Mais revenons à Enée. Une fois posé son sac (et son père), il n'a pas fait comme les Romains, puisque ceux-ci n'existaient pas encore. Il épouse la fille du roi local. Il fonde Lavinium, la future Rome. Les gens du cru disent de lui : "C'est un de Troie". A l'inverse du prince troyen, je n'ai pas fondé de ville en Normandie : tous les terrains étaient déjà pris. Je me suis donc contentée de trouver un lieu qui m'accueille, de me définir une place, de tenter de "faire mon trou" (sinistre expression... non ?). Tantôt discrète, tantôt folklorique.
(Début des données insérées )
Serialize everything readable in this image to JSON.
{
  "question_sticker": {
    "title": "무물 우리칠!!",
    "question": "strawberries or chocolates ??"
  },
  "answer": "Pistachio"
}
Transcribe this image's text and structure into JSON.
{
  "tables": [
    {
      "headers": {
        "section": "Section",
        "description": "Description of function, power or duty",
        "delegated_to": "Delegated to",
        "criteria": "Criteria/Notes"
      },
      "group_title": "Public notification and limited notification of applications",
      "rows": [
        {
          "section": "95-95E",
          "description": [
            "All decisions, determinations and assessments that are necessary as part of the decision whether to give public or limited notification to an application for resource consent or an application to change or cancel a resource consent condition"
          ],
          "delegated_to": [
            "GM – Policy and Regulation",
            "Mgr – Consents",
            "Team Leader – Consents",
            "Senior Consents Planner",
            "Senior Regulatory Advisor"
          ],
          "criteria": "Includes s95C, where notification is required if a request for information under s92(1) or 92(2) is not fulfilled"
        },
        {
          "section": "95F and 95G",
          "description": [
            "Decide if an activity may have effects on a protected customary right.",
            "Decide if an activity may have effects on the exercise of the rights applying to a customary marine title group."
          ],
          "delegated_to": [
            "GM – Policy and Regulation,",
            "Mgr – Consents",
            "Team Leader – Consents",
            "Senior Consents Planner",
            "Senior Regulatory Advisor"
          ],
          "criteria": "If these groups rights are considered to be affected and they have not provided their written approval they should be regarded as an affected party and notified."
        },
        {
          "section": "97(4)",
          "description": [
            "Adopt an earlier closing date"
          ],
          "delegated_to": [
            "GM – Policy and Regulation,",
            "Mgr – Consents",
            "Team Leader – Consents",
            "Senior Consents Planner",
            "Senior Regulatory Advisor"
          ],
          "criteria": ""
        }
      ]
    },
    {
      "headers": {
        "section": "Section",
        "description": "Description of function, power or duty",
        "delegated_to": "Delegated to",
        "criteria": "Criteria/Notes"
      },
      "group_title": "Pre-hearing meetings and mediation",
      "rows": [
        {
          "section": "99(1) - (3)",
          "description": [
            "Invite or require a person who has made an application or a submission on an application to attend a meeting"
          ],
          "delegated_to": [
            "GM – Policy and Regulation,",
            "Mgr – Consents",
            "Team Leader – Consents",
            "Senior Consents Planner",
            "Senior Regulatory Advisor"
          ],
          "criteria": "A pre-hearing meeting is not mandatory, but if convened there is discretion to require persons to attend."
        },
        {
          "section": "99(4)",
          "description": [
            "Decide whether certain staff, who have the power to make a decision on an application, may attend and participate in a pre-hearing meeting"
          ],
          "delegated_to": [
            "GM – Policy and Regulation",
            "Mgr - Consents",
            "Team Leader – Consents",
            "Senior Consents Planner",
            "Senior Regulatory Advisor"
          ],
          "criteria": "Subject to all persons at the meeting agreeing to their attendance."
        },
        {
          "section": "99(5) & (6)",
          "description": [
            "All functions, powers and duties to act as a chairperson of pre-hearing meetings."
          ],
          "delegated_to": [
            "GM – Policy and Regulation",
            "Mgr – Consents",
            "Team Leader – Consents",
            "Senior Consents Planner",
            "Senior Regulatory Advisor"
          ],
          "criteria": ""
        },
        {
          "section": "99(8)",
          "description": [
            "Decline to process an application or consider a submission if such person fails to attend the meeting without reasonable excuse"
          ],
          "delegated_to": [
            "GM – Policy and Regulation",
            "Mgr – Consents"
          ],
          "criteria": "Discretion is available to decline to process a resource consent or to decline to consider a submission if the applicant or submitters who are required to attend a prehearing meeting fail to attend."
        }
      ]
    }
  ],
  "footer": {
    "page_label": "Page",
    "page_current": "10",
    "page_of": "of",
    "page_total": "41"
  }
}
Et ce Nord que j'ai quitté m'est arrivé en pleine figure. Il m'a tendu un miroir où des personnages en tenue de carnaval paradaient sous la pluie, dans la nuit déjà tombée. 

J'ai entendu le Nord et son appel féroce. (Hé, c'est un alexandrin !)

Parmi les manifestations les plus symptomatiques (je dirais même pathognomoniques) de ma norditude, se distingue l'amour de l'endive. Je me régale à présent des fameux chicons, alors que tout au long de ma vie je les ai copieusement détestés, que dis-je, fuis sous toutes leurs formes. Exception faite des endives braisées fondantes que préparait ma grand-mère. Mais cela fait si longtemps... Pierre Desproges consacre à ce végétal une entrée de son Dictionnaire superflu à l'usage de l’élite et des bien nantis. Il en souligne l'exploit paradoxal d'unir un sommet de fadeur à un apogée d'amertume.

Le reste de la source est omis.